Maritime, Jones Act & Injuries at Sea

Morrow & Sheppard are privileged to assist seamen, crewmen, and passengers who are injured offshore, on the high seas, or on navigable waterways.

Please click here for a free, confidential consultation with our Houston admiralty lawyers to discuss your legal rights before they are jeopardized by an employer or insurance company.

Jones Act & Maritime Law Questions?

Offshore and maritime cases are often covered by the Jones Act or general maritime law.  Please click here for answers to common questions regarding these cases.

Maritime Injury Cases

Work on the high seas and on navigable waterways is difficult and heroic. The legal system has long recognized that the people who engage in this work are entitled to special legal protection. That is why many offshore and maritime workers are entitled to unique and substantial compensation when a seaman sustains injury or dies while working.

Maritime injury cases often involve complex legal and jurisdictional issues. To maximize profit, the companies that owe seamen special legal obligations and compensation sometimes do everything they can to complicate these issues, and avoid paying the full amount due.

The admiralty lawyers at Morrow & Sheppard know how to fight back against these tactics. They work diligently to secure their clients maximum recovery allowed under the law.

Because we worked as partners in prestigious defense firms for many years, we know the playbooks employed by these large companies. Perhaps more importantly, we often know the executives and insurance adjusters who make decisions about whether to settle your case, and how much to pay. These companies know us and they do not want to face us in court. This gives us a leg up in resolving your case.

To discuss your case and how we can help, please click here for a free, confidential consultation.

Morrow & Sheppard Participate in the Maritime Law Association

The Maritime Law Association of the United States was founded in 1899. It is one of the largest and most prominent maritime legal organizations in the world.

The MLA’s purpose is “to advance reforms in the Maritime Law of the United States, to facilitate justice in its administration, to promote uniformity in its enactment and interpretation, to furnish a forum for the discussion and consideration of problems affecting the Maritime Law and its administration, to participate as a constituent member of the Comité Maritime International and as an affiliated organization of the American Bar Association, and to act with other associations in efforts to bring about a greater harmony in the shipping laws, regulations and practices of different nations.”

Membership in the MLA is exclusive and provides unique access to maritime legal resources and practitioners. One question you should ask when assessing which Houston law firm to handle your maritime law claim is whether the firm has any attorneys who are members of the MLA.  Morrow & Sheppard do.

Maritime Workers

Workers injured aboard the following vessels are often entitled to maritime compensation:

  • Barges
  • Cruise ships
  • Dredges
  • Ferries
  • Fishing Boats
  • Oil Screws
  • Offshore Rigs, including jack-ups, semisubmersibles, and drillships
  • Submersible and mobile platforms and storage facilities, especially if capable of self-propulsion
  • Tankers

Origins of Maritime Law – Admiralty Courts

Maritime law dates back centuries.  One of the earliest references is Rhodian Sea Law written between 600 and 800 A.D.  In England, there were separate admiralty courts that had different laws and procedures than traditional common law courts. One important difference was that English admiralty trials were conducted without juries.

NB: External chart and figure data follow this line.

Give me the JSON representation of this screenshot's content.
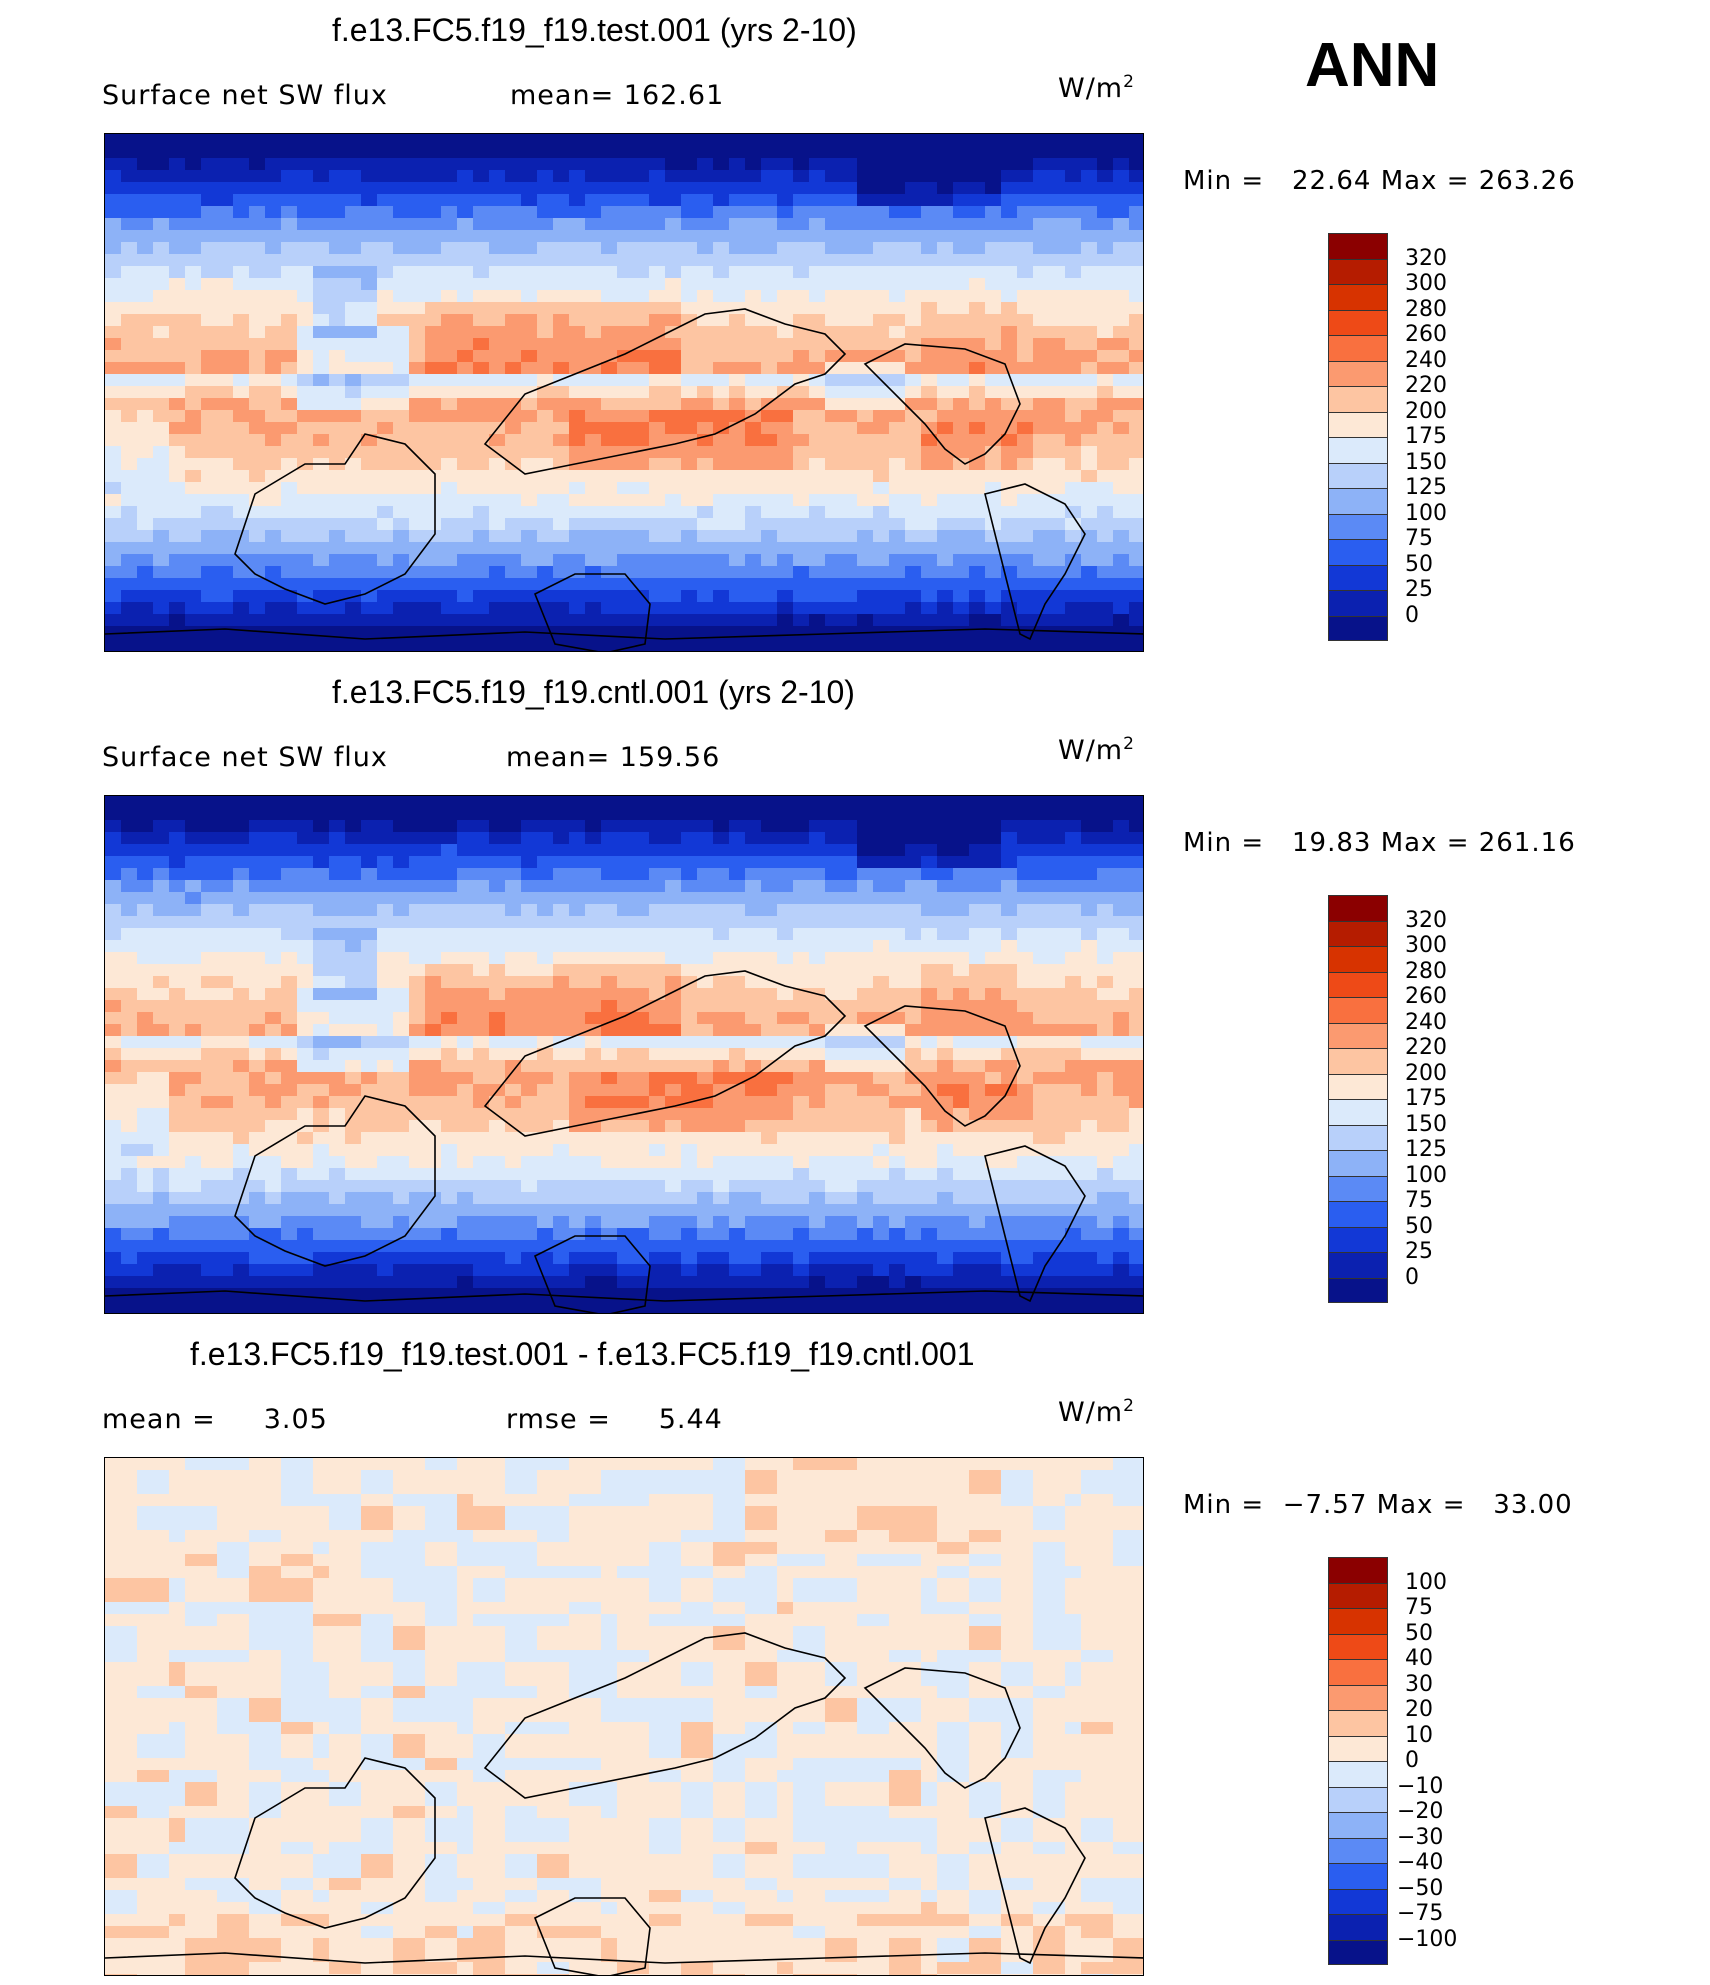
{
  "season": "ANN",
  "panels": [
    {
      "title": "f.e13.FC5.f19_f19.test.001 (yrs 2-10)",
      "left_label": "Surface net SW flux",
      "right_label": "mean= 162.61",
      "units": "W/m",
      "units_sup": "2",
      "min_label": "Min =",
      "min_value": "22.64",
      "max_label": "Max =",
      "max_value": "263.26",
      "colorbar": [
        "320",
        "300",
        "280",
        "260",
        "240",
        "220",
        "200",
        "175",
        "150",
        "125",
        "100",
        "75",
        "50",
        "25",
        "0"
      ],
      "colors": [
        "#8b0000",
        "#b51c00",
        "#d73300",
        "#ee4a17",
        "#f9703f",
        "#fb9a70",
        "#fdc5a2",
        "#fde8d6",
        "#dbeafb",
        "#b8d0fa",
        "#8db2f7",
        "#5b8af5",
        "#2a5ef0",
        "#1238d6",
        "#0b21b0",
        "#07128a"
      ],
      "field": "abs"
    },
    {
      "title": "f.e13.FC5.f19_f19.cntl.001 (yrs 2-10)",
      "left_label": "Surface net SW flux",
      "right_label": "mean= 159.56",
      "units": "W/m",
      "units_sup": "2",
      "min_label": "Min =",
      "min_value": "19.83",
      "max_label": "Max =",
      "max_value": "261.16",
      "colorbar": [
        "320",
        "300",
        "280",
        "260",
        "240",
        "220",
        "200",
        "175",
        "150",
        "125",
        "100",
        "75",
        "50",
        "25",
        "0"
      ],
      "colors": [
        "#8b0000",
        "#b51c00",
        "#d73300",
        "#ee4a17",
        "#f9703f",
        "#fb9a70",
        "#fdc5a2",
        "#fde8d6",
        "#dbeafb",
        "#b8d0fa",
        "#8db2f7",
        "#5b8af5",
        "#2a5ef0",
        "#1238d6",
        "#0b21b0",
        "#07128a"
      ],
      "field": "abs"
    },
    {
      "title": "f.e13.FC5.f19_f19.test.001 - f.e13.FC5.f19_f19.cntl.001",
      "left_label": "mean =     3.05",
      "right_label": "rmse =     5.44",
      "units": "W/m",
      "units_sup": "2",
      "min_label": "Min =",
      "min_value": "−7.57",
      "max_label": "Max =",
      "max_value": "33.00",
      "colorbar": [
        "100",
        "75",
        "50",
        "40",
        "30",
        "20",
        "10",
        "0",
        "−10",
        "−20",
        "−30",
        "−40",
        "−50",
        "−75",
        "−100"
      ],
      "colors": [
        "#8b0000",
        "#b51c00",
        "#d73300",
        "#ee4a17",
        "#f9703f",
        "#fb9a70",
        "#fdc5a2",
        "#fde8d6",
        "#dbeafb",
        "#b8d0fa",
        "#8db2f7",
        "#5b8af5",
        "#2a5ef0",
        "#1238d6",
        "#0b21b0",
        "#07128a"
      ],
      "field": "diff"
    }
  ]
}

Admiralty law in the United States developed initially through admiralty cases that followed the adoption of the U.S. Constitution in 1789.  Famous American revolutionaries who were also maritime lawyers include Alexander Hamilton and John Adams.

Article III of the Constitution provides that the “judicial power shall extend . . . to all Cases of admiralty and maritime Jurisdiction.”  Congress granted federal district courts exclusive original jurisdiction in civil cases in admiralty and maritime matters through the Judiciary Act of 1789.  However, the Act also includes a clause “saving to suitors the right of a common law remedy, where the common law is competent to give it.”  This often gives personal injury plaintiffs the right to bring maritime and admiralty claims in state court.

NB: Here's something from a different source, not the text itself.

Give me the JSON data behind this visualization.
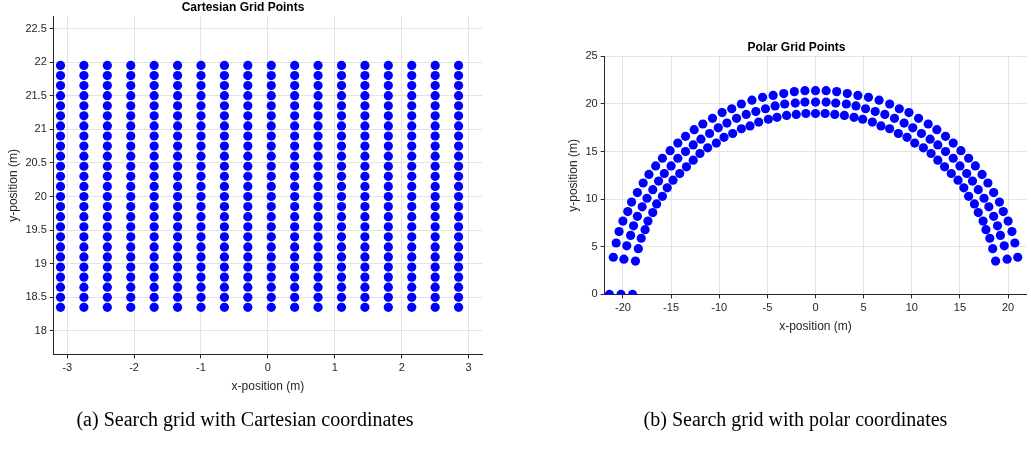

Supreme Court decisions in the 1800s granted federal admiralty jurisdiction over injury and tort suits including ship collisions, passenger injuries, and cargo damage. In 1851, the Supreme Court held that the Constitution granted admiralty jurisdiction not just to cases arising on the high seas, but to all cases arising on all “navigable waters,” including waters wholly within the borders of a state.

In the 1920s, Congress passed laws that granted seamen, maritime workers, and surviving family members the special right to recover federal court compensation from their negligent employers for personal injuries or death.  In 1953, the Outer Continental Shelf Lands Act granted federal admiralty jurisdiction to offshore workers.